Based on my experiments, the following tips might be useful for regression tasks:
-
Minimum samples on a leaf should be small.
-
If the dataset is small (number of samples is small), it is better to use the exact split algorithm instead of the histogram approximation. Unfortunately, this is not supported in the current version of GBDTMO. But I will add this function ASAP.
-
Preprocess of output is necessary. For example, the dynamic range of different outputs should be (nearly) the same. Otherwise, the loss is unbalanced.
Hi, thanks for your great work for GBDT.
Will your implement the idea on LightGBM(xgboost), which will be useful.
@stanpcf
I would like to treat this as an independent project which extends the function of GBDT. Multiple outputs is only the first step. Now, I am trying to develop novel regularizations and multi-layer training of GBDT. After all of these finished, I will consider integrating this project into LightGBM or XGBoost.
However, developing these new algorithms may take a long time. So, I am afraid I can't integrate this project into LightGBM or XGBoost in the coming months.
@stanpcf
Take a look at this repo (https://github.com/GBDT-PL/GBDT-PL), which might be useful.

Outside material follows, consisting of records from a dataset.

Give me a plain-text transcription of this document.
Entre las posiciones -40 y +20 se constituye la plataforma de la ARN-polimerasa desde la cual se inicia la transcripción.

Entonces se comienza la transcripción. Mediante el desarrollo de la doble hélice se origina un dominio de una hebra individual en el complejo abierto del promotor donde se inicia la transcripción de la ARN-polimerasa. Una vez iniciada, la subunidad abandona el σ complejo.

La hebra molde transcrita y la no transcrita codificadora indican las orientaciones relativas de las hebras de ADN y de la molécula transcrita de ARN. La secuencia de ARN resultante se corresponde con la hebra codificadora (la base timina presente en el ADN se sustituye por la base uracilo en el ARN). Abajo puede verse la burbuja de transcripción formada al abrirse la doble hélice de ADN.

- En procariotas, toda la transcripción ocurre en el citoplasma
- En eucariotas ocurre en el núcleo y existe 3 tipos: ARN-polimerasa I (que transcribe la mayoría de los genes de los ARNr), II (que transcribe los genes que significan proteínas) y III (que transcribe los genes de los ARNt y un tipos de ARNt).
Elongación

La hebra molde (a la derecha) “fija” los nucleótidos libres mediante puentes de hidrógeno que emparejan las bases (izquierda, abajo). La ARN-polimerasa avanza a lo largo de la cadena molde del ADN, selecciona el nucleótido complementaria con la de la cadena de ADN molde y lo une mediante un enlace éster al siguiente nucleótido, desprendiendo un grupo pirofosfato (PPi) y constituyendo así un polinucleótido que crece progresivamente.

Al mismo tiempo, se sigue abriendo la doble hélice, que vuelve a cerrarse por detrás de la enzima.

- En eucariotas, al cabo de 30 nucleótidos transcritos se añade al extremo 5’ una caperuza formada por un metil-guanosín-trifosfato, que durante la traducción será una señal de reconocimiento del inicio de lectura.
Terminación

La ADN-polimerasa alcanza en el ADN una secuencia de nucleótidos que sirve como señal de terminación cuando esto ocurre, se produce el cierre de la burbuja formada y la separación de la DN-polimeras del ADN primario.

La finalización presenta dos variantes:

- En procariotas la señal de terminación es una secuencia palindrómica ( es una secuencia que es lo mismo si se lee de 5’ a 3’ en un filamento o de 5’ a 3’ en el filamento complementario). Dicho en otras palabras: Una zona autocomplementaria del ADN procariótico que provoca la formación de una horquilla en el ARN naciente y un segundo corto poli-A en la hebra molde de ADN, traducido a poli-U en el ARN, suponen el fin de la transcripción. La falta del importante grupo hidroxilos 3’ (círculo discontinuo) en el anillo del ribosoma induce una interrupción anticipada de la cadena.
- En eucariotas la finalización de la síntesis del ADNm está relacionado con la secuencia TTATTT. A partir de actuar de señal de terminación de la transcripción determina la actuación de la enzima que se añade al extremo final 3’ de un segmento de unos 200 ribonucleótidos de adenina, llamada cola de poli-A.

@zzd1992 there is really a gap between research and develop. thx for your reply.
@AaronX121 it's a good idea for gbdt to fit the output. I had dived in GBDT-PL for months and developed some algorithm such as ltr, dart etc on it. but I had eventually deprecated this repo because the repo have too much bugs to fix. I had developed GBDT-PL on other GBDT-Lib. I also find some research fit node with other algorithm such as svm.